Alashiya’s cheeks went hot again. “What’s wrong with that? Septs are great.”

Taevas made the oddest gurgling noise in the back of his throat. “Do you want multiple mates?”

Truthfully, it had always sounded like a lot to deal with. “Too much upkeep,” Debbie had once commented as she watched one of her soap operas behind the register. “One Mike is enough. Imagine a stable full of ’em!”

There was certainly appeal in being the center of a wheel of devoted mates, but Alashiya had never taken the idea too seriously for herself. A sept would’ve been something of an instant replacement for her grove, but she knew in her heart that she could truly only devote herself to one person.

No, in her imagination, he’d most often been one of the rare loners, as desperate for companionship as herself. Maybe someone who could understand what it was like to have so much, only to lose it all.

Feeling exposed, Alashiya stared over his shoulder when she answered, “That wasn’t… Having a sept wasn’t my ideal, no.”

If she expected him to relax, she would’ve been disappointed. Taevas sat rigidly beneath her. His voice was tight when he pressed, “A harpy, then. That’s what you wanted.”

“All I knew was that my Adon had wings. I pictured what fit that description.”

“And you never, not once, imagined he— I might be a dragon? That your Adon, your husband, might be a fine, strong, powerful dragon who could protect you from all things? Who’d give you the best nest, the softest life, the most— Really?”

Alashiya squinted at him. “Have I offended you?”

“You have!” he confirmed, throwing up his hands in exasperation. “I am Isand. Hundreds, maybe even thousands of people go to sleep dreaming of becoming my— being mine. And yet the one woman who occupies every waking thought never even pictured a dragon.”

Taevas looked away sharply. The muscles of his jaw flexed as he ground his teeth. “A fucking sept.

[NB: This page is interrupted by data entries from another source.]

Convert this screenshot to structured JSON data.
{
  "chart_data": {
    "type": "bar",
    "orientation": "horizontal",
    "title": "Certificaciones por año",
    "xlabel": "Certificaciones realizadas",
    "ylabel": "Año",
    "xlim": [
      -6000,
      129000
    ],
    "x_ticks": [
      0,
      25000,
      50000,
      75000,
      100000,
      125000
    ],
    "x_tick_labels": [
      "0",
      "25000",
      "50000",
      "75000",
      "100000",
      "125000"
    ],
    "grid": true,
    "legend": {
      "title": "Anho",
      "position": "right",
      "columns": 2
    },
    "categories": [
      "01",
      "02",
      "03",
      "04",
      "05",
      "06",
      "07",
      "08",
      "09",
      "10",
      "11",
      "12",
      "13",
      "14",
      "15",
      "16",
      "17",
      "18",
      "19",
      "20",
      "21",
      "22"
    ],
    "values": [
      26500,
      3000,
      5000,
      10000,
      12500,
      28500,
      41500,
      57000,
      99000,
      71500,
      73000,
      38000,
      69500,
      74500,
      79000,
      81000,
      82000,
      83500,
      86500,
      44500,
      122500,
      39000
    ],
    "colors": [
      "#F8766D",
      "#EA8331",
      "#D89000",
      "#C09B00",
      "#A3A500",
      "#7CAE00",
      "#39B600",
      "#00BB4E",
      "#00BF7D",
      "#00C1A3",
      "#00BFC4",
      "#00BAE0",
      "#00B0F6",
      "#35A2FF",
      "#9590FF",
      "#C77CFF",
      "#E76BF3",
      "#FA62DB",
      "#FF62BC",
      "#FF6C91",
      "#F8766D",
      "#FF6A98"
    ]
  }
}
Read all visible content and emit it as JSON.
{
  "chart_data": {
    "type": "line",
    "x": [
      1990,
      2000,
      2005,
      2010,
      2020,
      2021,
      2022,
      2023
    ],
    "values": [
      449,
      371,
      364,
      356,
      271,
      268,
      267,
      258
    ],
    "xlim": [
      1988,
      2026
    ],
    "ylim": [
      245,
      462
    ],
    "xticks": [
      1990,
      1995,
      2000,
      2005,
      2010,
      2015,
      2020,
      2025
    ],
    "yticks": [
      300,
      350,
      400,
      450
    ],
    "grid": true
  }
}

Honestly!” A deep, thunderous growl shook his cavernous chest in time with the rattling of his tail.

“As if any half-decent mate would share you. You’d get a sliver of the attention you deserve.

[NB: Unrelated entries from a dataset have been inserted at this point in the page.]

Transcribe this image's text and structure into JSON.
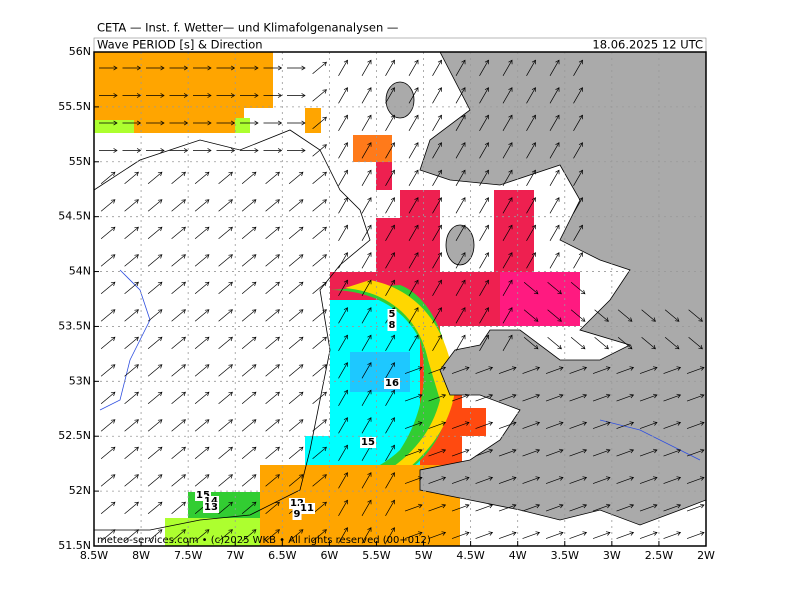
{
  "header": {
    "source": "CETA — Inst. f. Wetter— und Klimafolgenanalysen —",
    "title": "Wave PERIOD [s] & Direction",
    "valid_time": "18.06.2025 12 UTC"
  },
  "map": {
    "lon_ticks": [
      {
        "value": -8.5,
        "label": "8.5W"
      },
      {
        "value": -8,
        "label": "8W"
      },
      {
        "value": -7.5,
        "label": "7.5W"
      },
      {
        "value": -7,
        "label": "7W"
      },
      {
        "value": -6.5,
        "label": "6.5W"
      },
      {
        "value": -6,
        "label": "6W"
      },
      {
        "value": -5.5,
        "label": "5.5W"
      },
      {
        "value": -5,
        "label": "5W"
      },
      {
        "value": -4.5,
        "label": "4.5W"
      },
      {
        "value": -4,
        "label": "4W"
      },
      {
        "value": -3.5,
        "label": "3.5W"
      },
      {
        "value": -3,
        "label": "3W"
      },
      {
        "value": -2.5,
        "label": "2.5W"
      },
      {
        "value": -2,
        "label": "2W"
      }
    ],
    "lat_ticks": [
      {
        "value": 51.5,
        "label": "51.5N"
      },
      {
        "value": 52,
        "label": "52N"
      },
      {
        "value": 52.5,
        "label": "52.5N"
      },
      {
        "value": 53,
        "label": "53N"
      },
      {
        "value": 53.5,
        "label": "53.5N"
      },
      {
        "value": 54,
        "label": "54N"
      },
      {
        "value": 54.5,
        "label": "54.5N"
      },
      {
        "value": 55,
        "label": "55N"
      },
      {
        "value": 55.5,
        "label": "55.5N"
      },
      {
        "value": 56,
        "label": "56N"
      }
    ],
    "contour_labels": [
      5,
      8,
      16,
      15,
      15,
      14,
      13,
      12,
      11,
      9
    ]
  },
  "footer": {
    "copyright": "meteo-services.com • (c)2025 WKB • All rights reserved (00+012)"
  }
}
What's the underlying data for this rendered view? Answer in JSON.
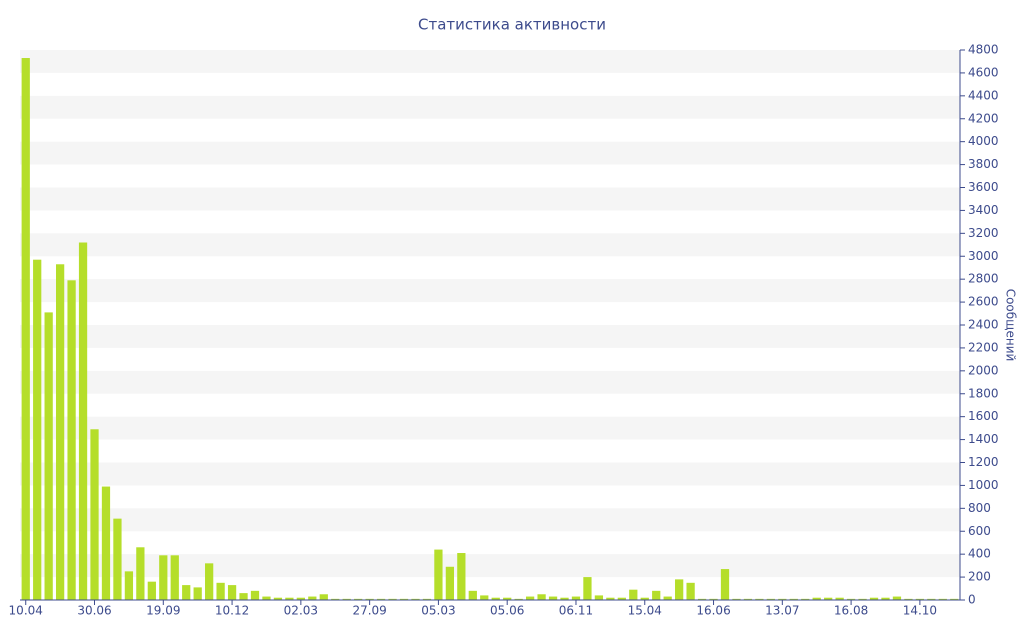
{
  "chart_data": {
    "type": "bar",
    "title": "Статистика активности",
    "y_label": "Сообщений",
    "categories": [
      "10.04",
      null,
      null,
      null,
      null,
      null,
      "30.06",
      null,
      null,
      null,
      null,
      null,
      "19.09",
      null,
      null,
      null,
      null,
      null,
      "10.12",
      null,
      null,
      null,
      null,
      null,
      "02.03",
      null,
      null,
      null,
      null,
      null,
      "27.09",
      null,
      null,
      null,
      null,
      null,
      "05.03",
      null,
      null,
      null,
      null,
      null,
      "05.06",
      null,
      null,
      null,
      null,
      null,
      "06.11",
      null,
      null,
      null,
      null,
      null,
      "15.04",
      null,
      null,
      null,
      null,
      null,
      "16.06",
      null,
      null,
      null,
      null,
      null,
      "13.07",
      null,
      null,
      null,
      null,
      null,
      "16.08",
      null,
      null,
      null,
      null,
      null,
      "14.10",
      null,
      null,
      null
    ],
    "values": [
      4730,
      2970,
      2510,
      2930,
      2790,
      3120,
      1490,
      990,
      710,
      250,
      460,
      160,
      390,
      390,
      130,
      110,
      320,
      150,
      130,
      60,
      80,
      30,
      20,
      20,
      20,
      30,
      50,
      10,
      10,
      10,
      10,
      10,
      10,
      10,
      10,
      10,
      440,
      290,
      410,
      80,
      40,
      20,
      20,
      10,
      30,
      50,
      30,
      20,
      30,
      200,
      40,
      20,
      20,
      90,
      20,
      80,
      30,
      180,
      150,
      10,
      10,
      270,
      10,
      10,
      10,
      10,
      10,
      10,
      10,
      20,
      20,
      20,
      10,
      10,
      20,
      20,
      30,
      10,
      10,
      10,
      10,
      10
    ],
    "color": "#b5de2a",
    "ylim": [
      0,
      4800
    ],
    "yticks": [
      0,
      200,
      400,
      600,
      800,
      1000,
      1200,
      1400,
      1600,
      1800,
      2000,
      2200,
      2400,
      2600,
      2800,
      3000,
      3200,
      3400,
      3600,
      3800,
      4000,
      4200,
      4400,
      4600,
      4800
    ],
    "y_axis_side": "right",
    "grid": true
  }
}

A fucking harpy is barely better. Good gods, what were you thinking?

They like to be fought for control in bed, and they practically sleep outside, rain or shine.

Don’t forget feathers everywhere! For fuck’s sake, Shiya, think of your skin. ”

There was much to process there — thousands, really? — but all Alashiya could focus on was a small, electrifying part right at the beginning of his tirade. In a tentative whisper, she asked, “I occupy every waking thought?”

“And the sleeping ones, too,” he snapped, pinning her with a glare.

“I wear your magic against my skin every day. Your scent is ingrained in my roost, Shiya. It’s in my nest. Do you have any idea what that does to a dragon?

I live for the essence of you. I have a fucking territory to run, a clan to wrangle, inter-territory politics to navigate, wars to thwart, trade negotiations to win.

But I still think of you, a faceless, perfect creature, with every beat of my insipid little heart. ”

“Oh, I—”

Taevas tangled his claws in her curls, pulled her in, and crashed his mouth down on hers.

Shock held her still as he pressed them together.

Taevas molded their lips together and breathed.

He sucked in soft, panting little breaths through the tiny gap between their mouths, as if he was trying to sip the air from her lungs.